Factors of 45x^2y = 1,3.5,9,15,45,x,y.
CF = 1,3,5,9,y.
GCF = 9.
Factors of 45x^2y = 1,3.5,9,15,45,x,y.
CF = 1,3,5,9,y.
GCF = 9.
The first polynomial, 27y^3z, can be factored as follows:
27y^3z = 3^3 * y^3 * z
The second polynomial, 45x^2y, can be factored as follows:
45x^2y = 3^2 * 5 * x^2 * y
Now let's compare the factors of these two polynomials to identify the common factors.

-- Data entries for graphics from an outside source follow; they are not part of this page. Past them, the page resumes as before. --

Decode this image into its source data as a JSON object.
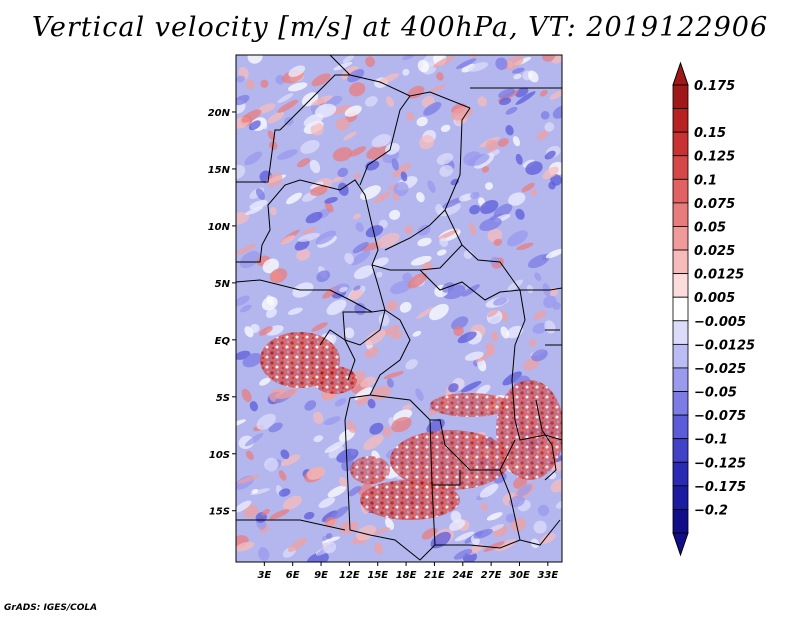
{
  "title": "Vertical velocity [m/s] at 400hPa, VT: 2019122906",
  "credit": "GrADS: IGES/COLA",
  "map": {
    "lat_labels": [
      "20N",
      "15N",
      "10N",
      "5N",
      "EQ",
      "5S",
      "10S",
      "15S"
    ],
    "lon_labels": [
      "3E",
      "6E",
      "9E",
      "12E",
      "15E",
      "18E",
      "21E",
      "24E",
      "27E",
      "30E",
      "33E"
    ],
    "lat_values": [
      20,
      15,
      10,
      5,
      0,
      -5,
      -10,
      -15
    ],
    "lon_values": [
      3,
      6,
      9,
      12,
      15,
      18,
      21,
      24,
      27,
      30,
      33
    ],
    "lon_range": [
      0,
      34.5
    ],
    "lat_range": [
      -19.5,
      25
    ]
  },
  "colorbar": {
    "labels": [
      "0.175",
      "0.15",
      "0.125",
      "0.1",
      "0.075",
      "0.05",
      "0.025",
      "0.0125",
      "0.005",
      "−0.005",
      "−0.0125",
      "−0.025",
      "−0.05",
      "−0.075",
      "−0.1",
      "−0.125",
      "−0.175",
      "−0.2"
    ],
    "colors": [
      "#a01818",
      "#b82222",
      "#c83232",
      "#d64848",
      "#e06262",
      "#e87c7c",
      "#f09a9a",
      "#f6bcbc",
      "#fbdcdc",
      "#ffffff",
      "#dcdcfa",
      "#bcbcf4",
      "#9a9aee",
      "#7c7ce4",
      "#5c5cd8",
      "#4242c8",
      "#2a2ab4",
      "#1c1ca0",
      "#120e88"
    ],
    "top_arrow_color": "#a01818",
    "bottom_arrow_color": "#120e88"
  }
}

The common factors in 27y^3z and 45x^2y are:
3 (from the first polynomial)
y (from both polynomials)
Therefore, the GCF of 27y^3z and 45x^2y is 3y.

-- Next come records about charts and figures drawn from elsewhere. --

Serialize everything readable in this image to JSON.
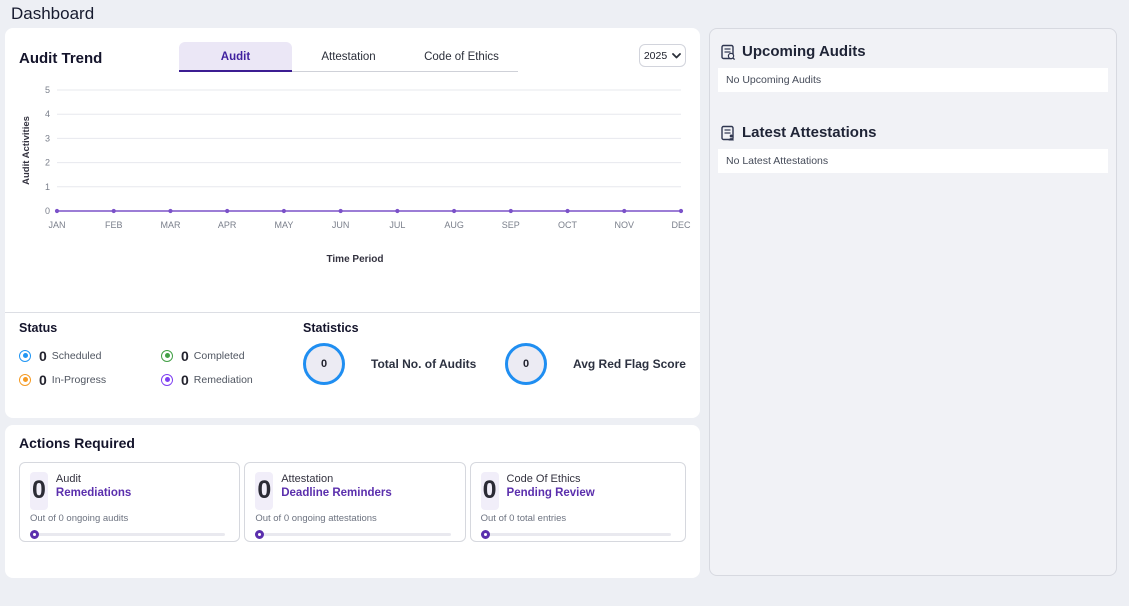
{
  "page": {
    "title": "Dashboard"
  },
  "audit_trend": {
    "title": "Audit Trend",
    "tabs": [
      {
        "label": "Audit",
        "selected": true
      },
      {
        "label": "Attestation",
        "selected": false
      },
      {
        "label": "Code of Ethics",
        "selected": false
      }
    ],
    "year_select": {
      "value": "2025"
    }
  },
  "chart_data": {
    "type": "line",
    "x": [
      "JAN",
      "FEB",
      "MAR",
      "APR",
      "MAY",
      "JUN",
      "JUL",
      "AUG",
      "SEP",
      "OCT",
      "NOV",
      "DEC"
    ],
    "series": [
      {
        "name": "Audit Activities",
        "values": [
          0,
          0,
          0,
          0,
          0,
          0,
          0,
          0,
          0,
          0,
          0,
          0
        ]
      }
    ],
    "title": "",
    "xlabel": "Time Period",
    "ylabel": "Audit Activities",
    "ylim": [
      0,
      5
    ],
    "yticks": [
      0,
      1,
      2,
      3,
      4,
      5
    ],
    "grid": true,
    "legend": false,
    "line_color": "#7b52c9"
  },
  "status": {
    "title": "Status",
    "items": [
      {
        "value": "0",
        "label": "Scheduled",
        "color": "#2196f3"
      },
      {
        "value": "0",
        "label": "In-Progress",
        "color": "#f59a23"
      },
      {
        "value": "0",
        "label": "Completed",
        "color": "#43a047"
      },
      {
        "value": "0",
        "label": "Remediation",
        "color": "#7e3ff2"
      }
    ]
  },
  "statistics": {
    "title": "Statistics",
    "items": [
      {
        "value": "0",
        "label": "Total No. of Audits"
      },
      {
        "value": "0",
        "label": "Avg Red Flag Score"
      }
    ],
    "circle_color": "#1f8ef1"
  },
  "actions_required": {
    "title": "Actions Required",
    "cards": [
      {
        "count": "0",
        "line1": "Audit",
        "line2": "Remediations",
        "caption": "Out of 0 ongoing audits"
      },
      {
        "count": "0",
        "line1": "Attestation",
        "line2": "Deadline Reminders",
        "caption": "Out of 0 ongoing attestations"
      },
      {
        "count": "0",
        "line1": "Code Of Ethics",
        "line2": "Pending Review",
        "caption": "Out of 0 total entries"
      }
    ],
    "accent_color": "#5b2fad"
  },
  "right_panel": {
    "upcoming": {
      "title": "Upcoming Audits",
      "empty_message": "No Upcoming Audits"
    },
    "attestations": {
      "title": "Latest Attestations",
      "empty_message": "No Latest Attestations"
    }
  }
}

Let's find the GCF for the given pair of polynomials: 27y^3z and 45x^2y.
Step 1: Identify the factors of each polynomial.
Factors of 27y^3z: 1, 3, 9, 27, y, y^2, y^3, z, yz, y^2z, y^3z.
Factors of 45x^2y: 1, 3, 5, 9, 15, 45, x, x^2, y, xy, x^2y.
Step 2: Compare the factors and find common factors.
The common factors are 1, 3, 9, and y.
Step 3: Determine the highest exponent for each common factor.
9 is the highest exponent for the common factor 3 in 27y^3z (3^3 = 27), and 1 is the highest exponent for the common factor y in both polynomials.
Step 4: Combine the common factors with the highest exponent.
The GCF of 27y^3z and 45x^2y is 3y.
Therefore, the greatest common factor of the polynomials 27y^3z and 45x^2y is 3y.